San Diego, CA – The debate over the legal right of convention centers to effectively bar private service contractors from working trade shows moved closer to a trial by jury this month when a Federal judge in San Diego rejected Homeland Security as the justification for such a policy.
U.S. District Court Judge Roger Benitez ruled August 1 that the San Diego Convention Center Corp., Inc. (SDCCC), had produced no evidence to back up its claim that it was necessary to ban employees of Chicago-based United National Maintenance, Inc. from performing booth-cleaning services at the San Diego Convention Center in order to comply with a 2003 executive order from the governor of California directing state and local governments to improve security against a terrorist attack.

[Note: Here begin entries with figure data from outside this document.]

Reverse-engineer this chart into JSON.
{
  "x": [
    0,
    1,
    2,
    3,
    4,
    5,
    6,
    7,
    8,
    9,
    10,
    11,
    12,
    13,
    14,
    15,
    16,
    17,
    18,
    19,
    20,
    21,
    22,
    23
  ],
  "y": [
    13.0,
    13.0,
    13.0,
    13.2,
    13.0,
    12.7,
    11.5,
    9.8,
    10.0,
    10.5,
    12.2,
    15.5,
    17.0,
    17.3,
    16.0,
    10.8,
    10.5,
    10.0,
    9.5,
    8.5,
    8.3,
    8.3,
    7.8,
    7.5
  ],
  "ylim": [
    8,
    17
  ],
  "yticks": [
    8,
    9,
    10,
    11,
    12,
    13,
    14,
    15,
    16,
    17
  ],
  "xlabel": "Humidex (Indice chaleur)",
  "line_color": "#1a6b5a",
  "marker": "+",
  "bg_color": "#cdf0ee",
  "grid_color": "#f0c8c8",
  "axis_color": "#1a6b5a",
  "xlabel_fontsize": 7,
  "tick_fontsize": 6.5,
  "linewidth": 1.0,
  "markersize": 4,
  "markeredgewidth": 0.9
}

Benitez said in the 16-page ruling, “Notably absent are any memoranda, minutes, board resolutions, or similar documents from the defendant (SDCCC) showing that the Executive Order or homeland security was discussed in connection with the 2007 policy.”

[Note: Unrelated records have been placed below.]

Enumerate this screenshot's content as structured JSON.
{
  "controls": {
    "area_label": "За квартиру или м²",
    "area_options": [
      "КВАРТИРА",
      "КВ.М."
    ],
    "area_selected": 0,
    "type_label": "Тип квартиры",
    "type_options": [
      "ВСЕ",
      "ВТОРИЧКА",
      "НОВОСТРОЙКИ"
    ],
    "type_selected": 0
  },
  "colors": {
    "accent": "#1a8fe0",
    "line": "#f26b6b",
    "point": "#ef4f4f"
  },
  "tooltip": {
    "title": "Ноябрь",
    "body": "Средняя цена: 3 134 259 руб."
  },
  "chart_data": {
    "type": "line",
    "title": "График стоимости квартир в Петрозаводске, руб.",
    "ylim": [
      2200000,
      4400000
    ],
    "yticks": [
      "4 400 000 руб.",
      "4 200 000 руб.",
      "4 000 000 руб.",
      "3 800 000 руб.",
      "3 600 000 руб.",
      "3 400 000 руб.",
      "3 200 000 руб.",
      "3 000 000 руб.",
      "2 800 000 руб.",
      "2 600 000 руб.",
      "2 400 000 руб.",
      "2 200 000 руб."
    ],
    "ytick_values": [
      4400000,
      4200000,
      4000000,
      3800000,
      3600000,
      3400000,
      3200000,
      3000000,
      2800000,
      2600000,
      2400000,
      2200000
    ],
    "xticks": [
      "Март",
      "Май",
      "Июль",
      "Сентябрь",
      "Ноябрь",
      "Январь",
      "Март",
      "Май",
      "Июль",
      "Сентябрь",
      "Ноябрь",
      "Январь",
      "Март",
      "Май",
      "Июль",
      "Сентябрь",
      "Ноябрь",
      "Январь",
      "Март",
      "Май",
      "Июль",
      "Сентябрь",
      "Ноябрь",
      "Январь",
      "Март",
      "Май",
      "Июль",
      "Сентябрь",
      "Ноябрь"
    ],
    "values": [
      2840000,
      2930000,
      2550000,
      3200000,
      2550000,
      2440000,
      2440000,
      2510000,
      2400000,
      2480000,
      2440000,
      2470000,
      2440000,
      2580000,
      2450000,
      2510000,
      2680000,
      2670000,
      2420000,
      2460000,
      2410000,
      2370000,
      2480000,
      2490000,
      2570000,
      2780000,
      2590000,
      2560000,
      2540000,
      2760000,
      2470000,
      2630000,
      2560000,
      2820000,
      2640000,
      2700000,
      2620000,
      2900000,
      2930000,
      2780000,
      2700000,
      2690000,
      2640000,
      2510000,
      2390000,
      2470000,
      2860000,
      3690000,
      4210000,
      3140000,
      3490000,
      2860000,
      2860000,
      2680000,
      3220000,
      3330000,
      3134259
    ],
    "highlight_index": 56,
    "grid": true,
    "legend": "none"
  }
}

Benitez’s ruling rejected the SDCCC’s request for a summary judgment that would have dismissed United’s anti-trust lawsuit. The ruling set the stage for a trial on several issues, including competition, which could begin early next year depending on the judge’s calendar. A status conference on the case will be held December 6.
“The focus of this case is now strictly on our contention that the (SDCCC’s) motive was financial and was meant to increase their revenues,” said James Lance, one of the San Diego attorneys litigating the case for United National Maintenance. “The question is, if the SDCCC can’t do it the old-fashioned way through fair competition, can they simply take it away from us?”

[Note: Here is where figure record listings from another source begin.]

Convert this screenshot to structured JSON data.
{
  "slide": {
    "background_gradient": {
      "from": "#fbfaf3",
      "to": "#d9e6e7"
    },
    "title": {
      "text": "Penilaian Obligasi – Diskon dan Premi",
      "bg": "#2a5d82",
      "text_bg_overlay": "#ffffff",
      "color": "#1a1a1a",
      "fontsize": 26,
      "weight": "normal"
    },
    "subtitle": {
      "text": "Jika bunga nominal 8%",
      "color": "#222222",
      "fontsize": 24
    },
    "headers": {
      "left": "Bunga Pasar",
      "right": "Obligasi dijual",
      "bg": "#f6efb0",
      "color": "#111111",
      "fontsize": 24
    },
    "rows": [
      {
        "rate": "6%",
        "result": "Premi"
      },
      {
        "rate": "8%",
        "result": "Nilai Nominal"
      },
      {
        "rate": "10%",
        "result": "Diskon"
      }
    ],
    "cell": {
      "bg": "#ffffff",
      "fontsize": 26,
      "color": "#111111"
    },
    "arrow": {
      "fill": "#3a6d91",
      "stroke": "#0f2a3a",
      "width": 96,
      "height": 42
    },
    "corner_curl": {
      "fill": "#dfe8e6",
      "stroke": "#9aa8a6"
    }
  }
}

“We think that is anti-competitive and a violation of Federal and California state law,” Lance said. “It will be up to the jury to decide.”
United National Maintenance is a division of United Service Companies, a main source of booth cleaning in the San Diego Convention Center ever since the first show was held there more than 20 years ago. In June 2007, however, the SDCCC announced a new policy on cleaning services that required United Maintenance to employ the convention center’s workers at a higher cost than United charged its own customers. United said it was previously able to compete with the SDCCC based on lower prices before the alleged monopolistic practice was instituted by the SDCCC in 2007
“It is impossible to compete,” Lance said. “If we are going to make any money, we have to be more expensive (than the convention center) and still use the exact same workers. So, why would anyone hire us? It essentially bars us from the convention center.”
United Maintenance says the alleged anti-competitive behavior and interference with their contracts with the general service contractors cost the company in excess of $750,000 in lost revenues, an amount that could be trebled if a jury finds in the company’s favor. United could also be awarded fees that it incurred in filing this lawsuit. A favorable outcome will also make it tougher for convention centers to use access to their buildings to elbow out service contractors and claim lucrative businesses for themselves.
“This exclusionary policy that the convention center adopted only applies to trade show cleaning services, but it is potentially a first step in applying exclusive policy to other trades, depending on the outcome of this case,” Slania said.
TSE attempted to interview Carol Wallace, president & CEO of the San Diego Convention Center Corporation, however, she declined, stating, “We have a standard policy of not commenting on pending or active litigation.”